Particle image velocimetry (PIV) estimates the fluid velocity field measuring the displacement of small dispersed particles between two successive instants separated by a small time interval. The accuracy of the measurements depends on the ability of the particles to accommodate their velocity to the fluid fluctuations. When the fluid is subjected to extreme accelerations, the small but finite inertia prevents the particles from following the fluid, originating a substantial relative velocity. This effect is shown to be crucial for applications of PIV to turbulent premixed combustion, particularly in the product region at locations just behind the instantaneous flame front. The issuing inaccuracy may easily spoil the estimate of certain statistical observables which are of crucial importance in the theory of turbulent premixed combustion. By exploiting the direct numerical simulation of a model air/methane flame, a suitable criterion for proper particle seeding is validated and compared with the corresponding experiments with a combined PIV/OH-LIF (laser-induced fluorescence) system. The proposed parameter, the flamelet Stokes number, depends on particle properties and thermochemical conditions of the flame and substantially restricts the particle dimensions required for a reliable estimate of the relevant flow statistics.

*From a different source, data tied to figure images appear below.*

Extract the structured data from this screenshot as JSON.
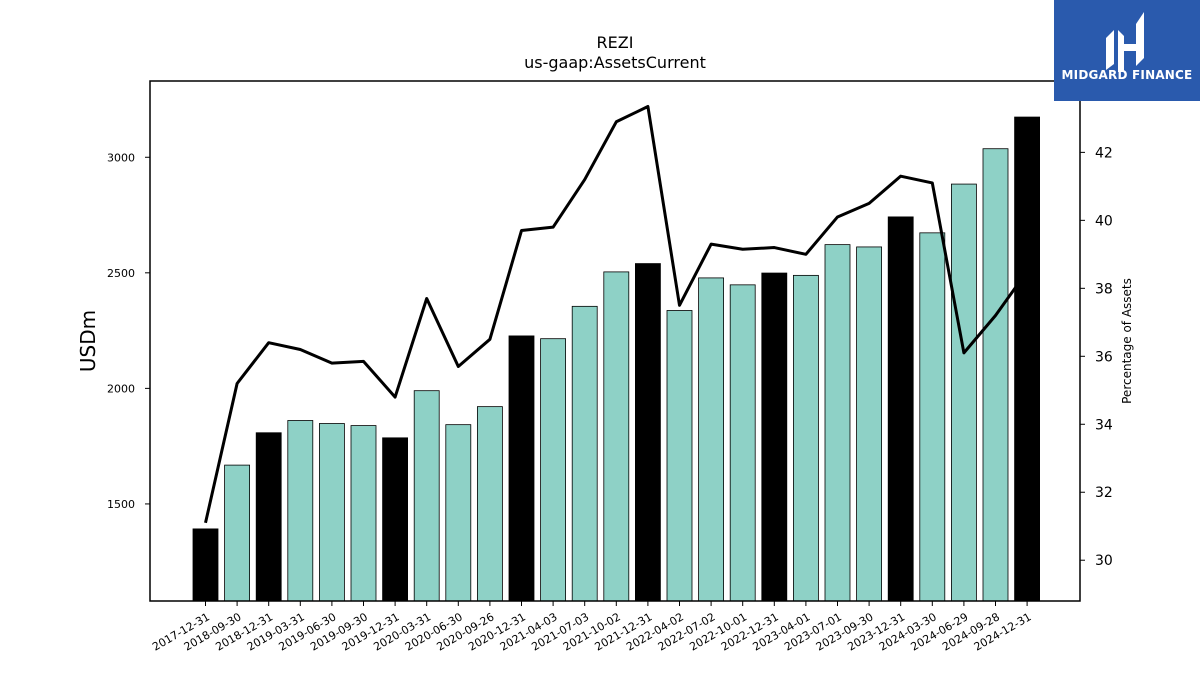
{
  "chart_data": {
    "type": "bar",
    "title": "REZI",
    "subtitle": "us-gaap:AssetsCurrent",
    "ylabel": "USDm",
    "y2label": "Percentage of Assets",
    "ylim": [
      1080,
      3330
    ],
    "y2lim": [
      28.8,
      44.1
    ],
    "yticks": [
      1500,
      2000,
      2500,
      3000
    ],
    "y2ticks": [
      30,
      32,
      34,
      36,
      38,
      40,
      42
    ],
    "categories": [
      "2017-12-31",
      "2018-09-30",
      "2018-12-31",
      "2019-03-31",
      "2019-06-30",
      "2019-09-30",
      "2019-12-31",
      "2020-03-31",
      "2020-06-30",
      "2020-09-26",
      "2020-12-31",
      "2021-04-03",
      "2021-07-03",
      "2021-10-02",
      "2021-12-31",
      "2022-04-02",
      "2022-07-02",
      "2022-10-01",
      "2022-12-31",
      "2023-04-01",
      "2023-07-01",
      "2023-09-30",
      "2023-12-31",
      "2024-03-30",
      "2024-06-29",
      "2024-09-28",
      "2024-12-31"
    ],
    "series": [
      {
        "values": [
          1392,
          1668,
          1808,
          1861,
          1848,
          1839,
          1786,
          1990,
          1843,
          1921,
          2227,
          2215,
          2355,
          2504,
          2540,
          2337,
          2478,
          2448,
          2499,
          2489,
          2622,
          2612,
          2742,
          2673,
          2884,
          3037,
          3174
        ],
        "highlight": [
          true,
          false,
          true,
          false,
          false,
          false,
          true,
          false,
          false,
          false,
          true,
          false,
          false,
          false,
          true,
          false,
          false,
          false,
          true,
          false,
          false,
          false,
          true,
          false,
          false,
          false,
          true
        ]
      },
      {
        "axis": "right",
        "values": [
          31.1,
          35.2,
          36.4,
          36.2,
          35.8,
          35.85,
          34.8,
          37.7,
          35.7,
          36.5,
          39.7,
          39.8,
          41.2,
          42.9,
          43.35,
          37.5,
          39.3,
          39.15,
          39.2,
          39.0,
          40.1,
          40.5,
          41.3,
          41.1,
          36.1,
          37.2,
          38.5
        ]
      }
    ],
    "colors": {
      "bar_default": "#8ed1c6",
      "bar_highlight": "#000000",
      "line": "#000000"
    }
  },
  "logo": {
    "text": "MIDGARD FINANCE"
  }
}
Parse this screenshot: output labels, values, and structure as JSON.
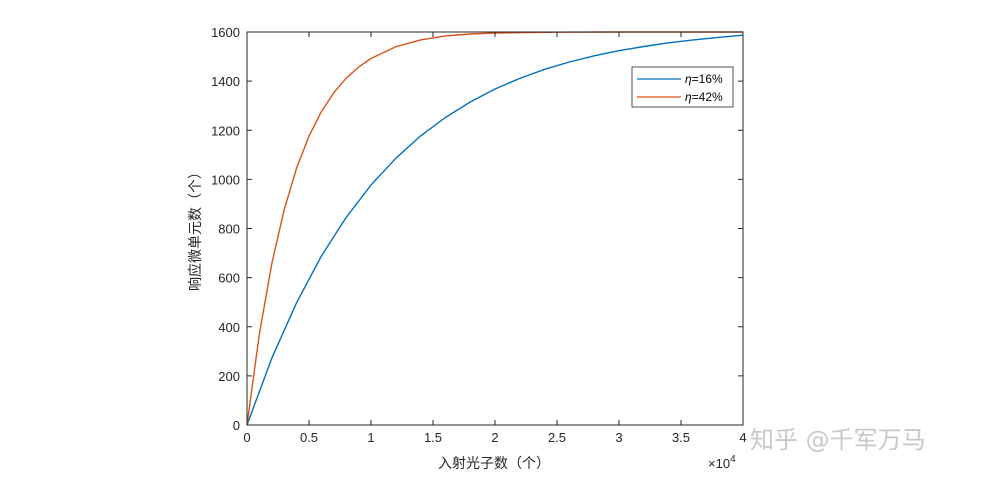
{
  "chart_data": {
    "type": "line",
    "xlabel": "入射光子数（个）",
    "ylabel": "响应微单元数（个）",
    "x_multiplier": "×10",
    "x_multiplier_exp": "4",
    "xlim": [
      0,
      40000
    ],
    "ylim": [
      0,
      1600
    ],
    "xticks": [
      0,
      5000,
      10000,
      15000,
      20000,
      25000,
      30000,
      35000,
      40000
    ],
    "xtick_labels": [
      "0",
      "0.5",
      "1",
      "1.5",
      "2",
      "2.5",
      "3",
      "3.5",
      "4"
    ],
    "yticks": [
      0,
      200,
      400,
      600,
      800,
      1000,
      1200,
      1400,
      1600
    ],
    "ytick_labels": [
      "0",
      "200",
      "400",
      "600",
      "800",
      "1000",
      "1200",
      "1400",
      "1600"
    ],
    "legend_position": "top-right",
    "grid": false,
    "series": [
      {
        "name": "η=16%",
        "legend_symbol": "η",
        "legend_value": "=16%",
        "color": "#0072BD",
        "x": [
          0,
          2000,
          4000,
          6000,
          8000,
          10000,
          12000,
          14000,
          16000,
          18000,
          20000,
          22000,
          24000,
          26000,
          28000,
          30000,
          32000,
          34000,
          36000,
          38000,
          40000
        ],
        "y": [
          0,
          272,
          498,
          688,
          845,
          977,
          1086,
          1177,
          1252,
          1315,
          1368,
          1411,
          1448,
          1478,
          1503,
          1524,
          1541,
          1556,
          1568,
          1578,
          1587
        ]
      },
      {
        "name": "η=42%",
        "legend_symbol": "η",
        "legend_value": "=42%",
        "color": "#D95319",
        "x": [
          0,
          1000,
          2000,
          3000,
          4000,
          5000,
          6000,
          7000,
          8000,
          9000,
          10000,
          12000,
          14000,
          16000,
          18000,
          20000,
          25000,
          30000,
          35000,
          40000
        ],
        "y": [
          0,
          371,
          657,
          877,
          1046,
          1176,
          1276,
          1353,
          1412,
          1457,
          1492,
          1540,
          1568,
          1584,
          1592,
          1596,
          1599,
          1600,
          1600,
          1600
        ]
      }
    ]
  },
  "watermark": "知乎 @千军万马"
}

Appendix A: Eulerian formulation of particle velocity

In this appendix, we discuss a procedure to derive a continuum particle velocity field in terms of particle velocities in the limit of small τ _p . Starting from Eq. (2), we obtain the fluid velocity along the particle trajectory as the solution of dx _p /dt = v _p ,

$$ u[x_p(t),t]=v_p+\tau_p \dot{v}_p. $$

(14)

This allows to express the time derivative of the fluid velocity experienced by the particle as

$$ \left. {\frac{du} {dt}}\right|_p= {\frac{\partial u} {\partial t}}+ \dot{x}_p \cdot \nabla{u}= \dot{v}_p+\tau_p\ddot{v}_p. $$

(15)

The above expression yields

$$ {\frac{Du} {Dt}}= (u-v_p) \cdot \nabla{u}+ \dot{v}_p+\tau_p\ddot{v}_p, $$

(16)

which, rearranged as an expression for \(\dot{v}_p\) to be inserted in (14), provides the fluid velocity as:

$$ \begin{aligned} u&=v_p+\tau_p\left[ {\frac{Du} {Dt}}+ (v_p-u) \cdot\nabla{u}-\tau_p\ddot{v}_p\right]\\ &=v_p+ \tau_p {\frac{Du}{Dt}}+ \tau_p^2\left( \dot{v}_p \cdot \nabla{u}-\ddot{v}_p \right).\end{aligned} $$

(17)

It follows

$$ v_p=u-\tau_p {\frac{Du}{Dt}}+{ O}(\tau_p^2). $$

(18)

Since both fluid velocity and acceleration are Eulerian fields, Eq. (18) defines an equivalent Eulerian particle velocity field by neglecting corrections of order \(\tau_p^2,\)

$$ v(x,t)=u(x,t)-\tau_p {\frac{Du} {Dt}}(x,t). $$

(19)

In this approximation, the particle velocities are treated as a single valued field. In its use one should be aware of the possible existence of caustics corresponding to a multi-valued particle velocity at the same position (Bec et al. 2005).